When it comes to selecting sires, Alexis looks for several traits. “We look at birth weight a lot,” she said. “If the calf doesn’t turn out to be a show animal, we want to be able to sell it to someone for breeding. We pay a lot of attention to performance numbers such as weaning weights, yearling weights and milking ability. We want to be sure the animal can go to the pasture and be a productive cow.”
Alexis says that an important advancement for the breed is the American Hereford Association’s (AHA) genomic-enhanced EPDs. The breed is the first to develop and market its own genomic predictors. Hereford breeders now have access to a 50K panel to obtain genomic information that will allow them to gain more accuracy on EPDs in the breed. The genomic information is combined with conventional EPDs to produce genomic-enhanced EPDs (GE-EPDs), which are available for all traits reported by the breed association. Producers can search for animals that have GE-EPDs on the association’s website (Hereford.org). For the genomic project, the Hereford Association collaborated with the USDA Meat Animal Research Center, the National Beef Cattle Education Consortium (NBCEC) and other Hereford associations around the world.
“I find it really interesting because you can look at two animals that are full siblings, and one has a higher birth weight than the other,” said Alexis. “With the genomic aspect, you can really see what the animal is going to do. It’s a good opportunity for everyone, whether you’re looking at the purebred or commercial aspect.”

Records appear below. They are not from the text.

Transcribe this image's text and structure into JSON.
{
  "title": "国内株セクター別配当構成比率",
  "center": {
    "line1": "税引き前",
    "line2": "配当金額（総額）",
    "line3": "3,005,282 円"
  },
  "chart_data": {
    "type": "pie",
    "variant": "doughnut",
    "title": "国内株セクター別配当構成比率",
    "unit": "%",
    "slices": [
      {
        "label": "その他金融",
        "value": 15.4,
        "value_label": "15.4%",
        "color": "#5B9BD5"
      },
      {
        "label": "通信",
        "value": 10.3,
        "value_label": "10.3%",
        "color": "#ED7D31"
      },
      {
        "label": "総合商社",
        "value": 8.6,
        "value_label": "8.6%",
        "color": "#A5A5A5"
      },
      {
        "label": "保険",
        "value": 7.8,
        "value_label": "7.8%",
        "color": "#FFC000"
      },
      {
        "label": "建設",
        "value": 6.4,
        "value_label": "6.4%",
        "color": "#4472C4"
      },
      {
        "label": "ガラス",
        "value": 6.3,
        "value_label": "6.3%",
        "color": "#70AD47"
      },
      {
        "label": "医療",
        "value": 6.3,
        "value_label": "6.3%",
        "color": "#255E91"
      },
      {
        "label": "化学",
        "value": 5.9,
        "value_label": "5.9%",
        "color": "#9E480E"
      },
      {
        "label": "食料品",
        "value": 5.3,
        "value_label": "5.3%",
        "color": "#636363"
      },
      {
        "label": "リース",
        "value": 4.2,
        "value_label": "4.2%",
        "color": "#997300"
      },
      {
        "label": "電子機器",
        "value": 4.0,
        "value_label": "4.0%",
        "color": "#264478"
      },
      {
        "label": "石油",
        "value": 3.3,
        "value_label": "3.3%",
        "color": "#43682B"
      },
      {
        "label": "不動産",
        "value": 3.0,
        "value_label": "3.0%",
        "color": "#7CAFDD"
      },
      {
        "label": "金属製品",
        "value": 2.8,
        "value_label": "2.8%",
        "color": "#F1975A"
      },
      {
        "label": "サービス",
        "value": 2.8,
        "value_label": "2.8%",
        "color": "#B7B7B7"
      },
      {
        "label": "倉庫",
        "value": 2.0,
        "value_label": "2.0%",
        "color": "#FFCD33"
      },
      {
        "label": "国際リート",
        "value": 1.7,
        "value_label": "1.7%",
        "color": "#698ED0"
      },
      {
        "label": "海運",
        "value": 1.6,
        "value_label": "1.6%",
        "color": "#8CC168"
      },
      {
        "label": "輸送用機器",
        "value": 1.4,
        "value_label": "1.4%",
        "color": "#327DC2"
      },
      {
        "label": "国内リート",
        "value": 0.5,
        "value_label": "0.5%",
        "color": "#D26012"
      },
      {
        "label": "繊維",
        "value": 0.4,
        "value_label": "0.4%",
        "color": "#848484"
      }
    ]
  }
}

Cows are bred with both herd sires and A.I., and cattle are pregnancy checked through blood tests. “We usually wait (to test) for about a month or month and a half after we take the bull out,” said Alexis, adding that the test requires animals to be at least 30 days post-breeding. “That way we get a good read on all of them.” Alexis added that the embryo work will help accelerate exceptional genetics from the top cows in the herd. Some cattle are sold as breeding stock, mostly through private treaty. “Occasionally, we sell some through the state Hereford consignment sale,” said Alexis.
When Alexis was in college majoring in animal science with a minor in ag business, she had many opportunities to correct misconceptions about the beef industry. “I did that a lot when I was in college at North Carolina State University in Raleigh where there were a lot of city people,” said Alexis. “I always tried to point out that what is shown in movies isn’t always the truth. People hear something and run with it — they don’t even know what they’re asking. And some people think that cattle shows are abusive, but they don’t realize that those cattle have had a bath more frequently than some people.”
At Keystone International Livestock Expo in Harrisburg, PA, Rhyneland Farms was well-represented with some class winners. The following week, the family did well with the cattle they showed at the North Carolina State Fair. “We had grand and reserve in the junior show,” said Alexis. “Then we had grand and reserve heifer and grand and reserve bull in the open show.”
Alexis says that although there aren’t a lot of youth in the area who are interested in cattle, one high school age girl at the county fair asked a lot of questions. “Since then, she’s been coming over to the farm at night and helping me,” said Alexis. “She has really taken an interest. That’s exciting because a lot of kids don’t want to do anything. I’ve taken her under my wing, and she helps feed and she’s learning how to check cows. She’s willing to learn.”
Alexis’ sister Courtney Eudy is a junior at North Carolina State University, also majoring in animal science. While Courtney is concentrating on reproduction, Alexis is interested in marketing and sales. “I know most of these animals like the back of my hand,” she said, “and I really enjoy marketing them to people and getting my product out there.”